We interpret our results in light of the frequent claims that effectively countering harmful food marketing practices requires child awareness and understanding, paired with the ability and motivation to resist [31]. Many empirical studies, as well as evaluations of health intervention programmes, have indeed shown that providing information and education alone—the major policy strategy of recent decades—fails to successfully decrease advertising’s effects on children. One reason that advertising literacy alone does not seem to help is that this knowledge only guides behaviour when it is accessed and used at the same time as the advertising stimulus, something that marketers carefully avoid. In addition, different processes of persuasion operate at different age levels—that is, at different perceptual stages and levels of advertising literacy—which age-specific advertising takes into account [32]. Yet, although consumer policy efforts to strengthen children’s ability to resist food industry lures have been part of many educational programmes on media literacy and consumer competence-building since the 1970s, no effective “food marketing defense model” [31] has been developed. The findings of this study provide further evidence that any such effort must go beyond informational approaches.

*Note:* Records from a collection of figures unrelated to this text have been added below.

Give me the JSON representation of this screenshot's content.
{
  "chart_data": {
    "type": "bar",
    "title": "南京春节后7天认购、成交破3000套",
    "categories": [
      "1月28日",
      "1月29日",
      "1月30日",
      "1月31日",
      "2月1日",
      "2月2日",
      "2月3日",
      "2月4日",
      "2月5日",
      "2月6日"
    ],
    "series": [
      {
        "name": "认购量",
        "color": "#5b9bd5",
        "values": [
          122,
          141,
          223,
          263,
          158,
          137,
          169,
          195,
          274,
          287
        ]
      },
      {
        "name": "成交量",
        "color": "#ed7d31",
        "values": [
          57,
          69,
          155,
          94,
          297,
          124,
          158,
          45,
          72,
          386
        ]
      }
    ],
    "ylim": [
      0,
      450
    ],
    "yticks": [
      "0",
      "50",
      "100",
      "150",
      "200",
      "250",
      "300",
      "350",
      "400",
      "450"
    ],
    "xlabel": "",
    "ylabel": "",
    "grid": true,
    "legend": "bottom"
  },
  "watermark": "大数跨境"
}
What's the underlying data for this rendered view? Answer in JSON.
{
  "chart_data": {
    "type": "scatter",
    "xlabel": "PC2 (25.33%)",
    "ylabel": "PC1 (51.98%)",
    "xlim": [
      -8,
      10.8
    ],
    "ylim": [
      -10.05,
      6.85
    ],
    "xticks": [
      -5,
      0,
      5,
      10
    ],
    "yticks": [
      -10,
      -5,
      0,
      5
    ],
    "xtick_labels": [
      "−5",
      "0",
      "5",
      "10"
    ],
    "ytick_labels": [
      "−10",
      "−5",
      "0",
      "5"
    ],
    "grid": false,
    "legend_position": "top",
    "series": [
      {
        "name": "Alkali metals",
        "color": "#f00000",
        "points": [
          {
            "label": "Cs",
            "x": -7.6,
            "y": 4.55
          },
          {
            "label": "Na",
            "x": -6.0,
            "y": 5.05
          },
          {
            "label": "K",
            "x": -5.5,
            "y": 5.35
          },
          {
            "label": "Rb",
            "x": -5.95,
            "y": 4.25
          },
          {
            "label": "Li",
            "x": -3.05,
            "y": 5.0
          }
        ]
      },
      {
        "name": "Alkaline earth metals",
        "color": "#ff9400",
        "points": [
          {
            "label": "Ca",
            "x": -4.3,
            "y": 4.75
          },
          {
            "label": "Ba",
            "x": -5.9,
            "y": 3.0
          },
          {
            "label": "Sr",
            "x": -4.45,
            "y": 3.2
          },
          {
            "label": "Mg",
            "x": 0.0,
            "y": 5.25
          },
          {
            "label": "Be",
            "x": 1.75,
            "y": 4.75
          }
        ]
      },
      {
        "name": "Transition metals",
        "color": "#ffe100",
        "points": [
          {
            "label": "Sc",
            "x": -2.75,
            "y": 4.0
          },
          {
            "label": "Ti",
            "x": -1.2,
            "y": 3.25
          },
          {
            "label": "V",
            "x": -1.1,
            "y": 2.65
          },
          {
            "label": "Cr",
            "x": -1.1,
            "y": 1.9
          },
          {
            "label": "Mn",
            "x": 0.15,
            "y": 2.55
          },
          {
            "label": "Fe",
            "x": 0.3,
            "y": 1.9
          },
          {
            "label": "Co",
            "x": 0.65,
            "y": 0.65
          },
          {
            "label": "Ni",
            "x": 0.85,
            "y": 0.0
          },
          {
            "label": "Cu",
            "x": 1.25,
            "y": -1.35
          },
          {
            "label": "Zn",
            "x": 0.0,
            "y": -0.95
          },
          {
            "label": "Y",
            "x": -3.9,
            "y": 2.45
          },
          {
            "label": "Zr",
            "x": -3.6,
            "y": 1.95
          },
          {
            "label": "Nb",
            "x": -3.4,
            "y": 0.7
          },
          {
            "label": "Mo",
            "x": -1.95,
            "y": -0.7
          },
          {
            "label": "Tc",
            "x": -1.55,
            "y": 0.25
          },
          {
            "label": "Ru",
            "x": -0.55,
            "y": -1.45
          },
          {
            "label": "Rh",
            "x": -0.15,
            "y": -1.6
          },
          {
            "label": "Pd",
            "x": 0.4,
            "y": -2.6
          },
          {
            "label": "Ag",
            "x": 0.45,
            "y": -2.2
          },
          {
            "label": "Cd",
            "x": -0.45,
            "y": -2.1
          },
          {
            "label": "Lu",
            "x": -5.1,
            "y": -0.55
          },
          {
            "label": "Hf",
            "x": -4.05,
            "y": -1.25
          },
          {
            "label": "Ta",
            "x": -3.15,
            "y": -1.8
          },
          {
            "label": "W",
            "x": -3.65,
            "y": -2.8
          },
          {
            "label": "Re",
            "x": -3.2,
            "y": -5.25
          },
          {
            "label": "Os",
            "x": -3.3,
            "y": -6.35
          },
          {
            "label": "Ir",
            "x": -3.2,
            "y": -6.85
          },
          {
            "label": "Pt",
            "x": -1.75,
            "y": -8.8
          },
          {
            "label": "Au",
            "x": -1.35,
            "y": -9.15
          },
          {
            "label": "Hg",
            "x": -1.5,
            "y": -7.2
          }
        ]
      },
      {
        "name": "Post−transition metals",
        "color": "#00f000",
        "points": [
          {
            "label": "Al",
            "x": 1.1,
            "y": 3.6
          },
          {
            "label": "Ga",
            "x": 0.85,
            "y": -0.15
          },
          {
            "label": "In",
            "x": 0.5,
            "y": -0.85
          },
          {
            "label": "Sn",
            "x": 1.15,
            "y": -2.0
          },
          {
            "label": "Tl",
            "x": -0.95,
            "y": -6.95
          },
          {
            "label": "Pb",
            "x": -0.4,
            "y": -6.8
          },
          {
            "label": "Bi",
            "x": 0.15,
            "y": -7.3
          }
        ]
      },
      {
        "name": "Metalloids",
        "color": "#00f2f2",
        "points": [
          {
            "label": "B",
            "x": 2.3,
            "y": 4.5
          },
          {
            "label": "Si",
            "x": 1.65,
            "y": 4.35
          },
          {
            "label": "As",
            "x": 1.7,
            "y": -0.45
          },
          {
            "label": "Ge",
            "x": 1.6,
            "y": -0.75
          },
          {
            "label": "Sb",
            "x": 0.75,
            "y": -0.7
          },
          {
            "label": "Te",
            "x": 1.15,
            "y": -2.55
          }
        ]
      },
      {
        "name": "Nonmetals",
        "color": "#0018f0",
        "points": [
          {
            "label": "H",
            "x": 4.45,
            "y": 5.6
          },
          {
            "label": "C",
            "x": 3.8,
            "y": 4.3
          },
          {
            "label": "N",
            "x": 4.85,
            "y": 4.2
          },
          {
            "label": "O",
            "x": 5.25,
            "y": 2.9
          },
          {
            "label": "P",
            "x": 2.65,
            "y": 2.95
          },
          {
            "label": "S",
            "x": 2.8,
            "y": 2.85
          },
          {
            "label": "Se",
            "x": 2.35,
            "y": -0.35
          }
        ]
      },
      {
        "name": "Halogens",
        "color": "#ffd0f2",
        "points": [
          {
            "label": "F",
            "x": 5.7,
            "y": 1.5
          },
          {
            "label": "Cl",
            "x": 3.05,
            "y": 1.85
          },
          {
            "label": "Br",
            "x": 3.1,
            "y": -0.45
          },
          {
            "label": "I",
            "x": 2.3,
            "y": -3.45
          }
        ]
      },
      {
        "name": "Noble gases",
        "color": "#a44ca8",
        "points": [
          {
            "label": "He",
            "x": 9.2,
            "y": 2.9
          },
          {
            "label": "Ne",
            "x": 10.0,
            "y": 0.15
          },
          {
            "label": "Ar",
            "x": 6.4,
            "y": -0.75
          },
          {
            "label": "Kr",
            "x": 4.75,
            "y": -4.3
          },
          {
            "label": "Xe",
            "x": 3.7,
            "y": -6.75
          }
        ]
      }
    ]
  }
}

Overall, our findings support the contention that traditional policy strategies, based primarily on informational and educational goals, are insufficient to decrease the effects of advertising on children. Hence, although food smartness and advertising literacy will remain unquestioned goals of young consumers’ socialisation, they cannot be expected to adequately guide behaviour in a healthier direction [57]. A more promising policy approach might lie in the tools of behaviourally informed social regulation suggested in the behavioural economics literature on “nudging” [58]. From this perspective, parents and caretakers should be aware of their decisive role as “choice architects”; as artisans who guide their children’s selections by regularly offering healthful and attractive food and limiting their exposure to television and other sedentary behaviours. Hence, the old WHO motto “making the healthy choice the easy choice” should be reassessed and taken more seriously by everyone responsible for children’s diet. Above all, food choices are strongly affected by the “triple A” of food items—availability, affordability, and accessibility—particularly if paired with and supported by social norms [59]. For instance, customer’s food choices can be strongly influenced by the mere promotion of healthful food choices in “smart canteens” that offer the healthier choice as the default option [60]. This influence is, of course, no news for marketing professionals, but the power of context and the limited cognitive involvement of consumers in habitual consumer behaviours have too long been neglected by policy makers and health professionals alike. These latter particularly must recognise that a junk-free, nonobesogenic environment may be a necessary condition for successfully reducing obesity rates.